Let's conduct several experiments for finding the closest neighbors. First word is синий.n.0 (blue):

In [1]:
! python nball4tree/nball.py --neighbors синий.n.0 --ball nballs2.txt --num 6

loading balls....
15153  balls are loaded

{   'синий.n.0': [   'синий.n.1',
                     'оранжевый.n.0',
                     'оранжевый.n.1',
                     'жёлтый.n.5',
                     'жёлтый.n.4',
                     'жёлтый.n.1']}


The closest neighbors are синий.n.1 (blue.n.1), оранжевый.n.0 (orange.n.0), оранжевый.n.1 (orange.n.1), жёлтый.n.5 (yellow.n.5), жёлтый.n.4 (yellow.n.4), жёлтый.n.1 (yellow.n.1). As we can see, all neigbors are colors as well.

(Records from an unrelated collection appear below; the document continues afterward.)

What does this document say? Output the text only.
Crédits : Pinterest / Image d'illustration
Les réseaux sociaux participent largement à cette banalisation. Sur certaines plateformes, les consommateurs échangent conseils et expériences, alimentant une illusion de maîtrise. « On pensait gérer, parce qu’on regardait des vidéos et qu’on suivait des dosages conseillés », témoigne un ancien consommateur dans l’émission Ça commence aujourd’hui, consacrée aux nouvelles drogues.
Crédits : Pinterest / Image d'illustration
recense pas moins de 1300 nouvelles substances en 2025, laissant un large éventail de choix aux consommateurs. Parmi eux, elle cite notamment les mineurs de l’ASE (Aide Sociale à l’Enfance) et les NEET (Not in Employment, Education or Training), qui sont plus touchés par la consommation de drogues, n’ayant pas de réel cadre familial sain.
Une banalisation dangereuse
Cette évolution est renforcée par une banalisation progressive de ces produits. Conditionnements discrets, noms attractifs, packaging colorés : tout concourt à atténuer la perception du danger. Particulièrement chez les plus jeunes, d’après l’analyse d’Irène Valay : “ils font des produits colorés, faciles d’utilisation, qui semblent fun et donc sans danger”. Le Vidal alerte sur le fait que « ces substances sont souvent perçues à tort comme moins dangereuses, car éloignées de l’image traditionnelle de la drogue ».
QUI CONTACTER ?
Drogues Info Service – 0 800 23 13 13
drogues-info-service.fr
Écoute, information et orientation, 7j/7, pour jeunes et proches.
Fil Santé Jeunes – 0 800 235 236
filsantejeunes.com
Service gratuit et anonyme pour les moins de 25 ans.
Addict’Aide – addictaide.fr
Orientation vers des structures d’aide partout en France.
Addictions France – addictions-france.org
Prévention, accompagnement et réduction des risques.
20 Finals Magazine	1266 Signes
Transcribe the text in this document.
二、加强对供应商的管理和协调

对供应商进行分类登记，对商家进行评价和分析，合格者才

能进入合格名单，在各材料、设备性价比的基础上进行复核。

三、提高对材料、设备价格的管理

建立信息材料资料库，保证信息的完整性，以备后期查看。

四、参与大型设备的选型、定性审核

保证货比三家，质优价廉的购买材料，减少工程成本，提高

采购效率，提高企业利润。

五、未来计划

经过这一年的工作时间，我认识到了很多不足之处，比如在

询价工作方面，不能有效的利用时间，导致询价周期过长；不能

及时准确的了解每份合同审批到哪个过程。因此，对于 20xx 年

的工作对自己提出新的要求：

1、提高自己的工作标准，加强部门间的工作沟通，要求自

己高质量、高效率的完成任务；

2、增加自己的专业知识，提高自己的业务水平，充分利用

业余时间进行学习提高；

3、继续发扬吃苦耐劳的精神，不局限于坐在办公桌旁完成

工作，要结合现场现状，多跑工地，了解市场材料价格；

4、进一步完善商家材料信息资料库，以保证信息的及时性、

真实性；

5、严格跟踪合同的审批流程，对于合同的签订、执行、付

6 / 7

Next test word is март.n.0 (March):

In [2]:
! python nball4tree/nball.py --neighbors март.n.0 --ball nballs2.txt --num 6

loading balls....
15153  balls are loaded

{   'март.n.0': [   'ноябрь.n.0',
                    'апрель.n.0',
                    'июнь.n.0',
                    'февраль.n.0',
                    'сентябрь.n.0',
                    'июль.n.0']}


The closest neighbors are: ноябрь.n.0 (November), апрель.n.0 (April), июнь.n.0 (June), февраль.n.0 (February), 
сентябрь.n.0 (September), июль.n.0 (July), i.e. other monthes.

Next test word is кофе.n.0 (coffee):

In [3]:
! python nball4tree/nball.py  --neighbors кофе.n.0 --ball nballs2.txt --num 6

loading balls....
15153  balls are loaded

{   'кофе.n.0': [   'кофе.n.2',
                    'кофе.n.1',
                    'виски.n.0',
                    'чай.n.2',
                    'чай.n.6',
                    'чай.n.0']}


The closest neighbors are: кофе.n.2 (coffee.n.2), кофе.n.1 (coffee.n.1), виски.n.0 (whiskey.n.0), чай.n.2 (tea.n.2), чай.n.6 (tea.n.6), чай.n.6 (tea.n.6) which are drinks as well.

Another test word is футбол.n.0 (football.n.0):

In [4]:
! python nball4tree/nball.py  --neighbors футбол.n.0  --ball nballs2.txt --num 6

loading balls....
15153  balls are loaded

{   'футбол.n.0': [   'теннис.n.0',
                      'баскетбол.n.0',
                      'бокс.n.4',
                      'бокс.n.2',
                      'бокс.n.1',
                      'бокс.n.3']}


The closest neighbors are: теннис.n.0 (tennis.n.0), баскетбол.n.0 (basketball), бокс.n.2 (boxing.n.2), бокс.n.4 (boxing.n.4), бокс.n.3 (boxing.n.3) which are sports as well.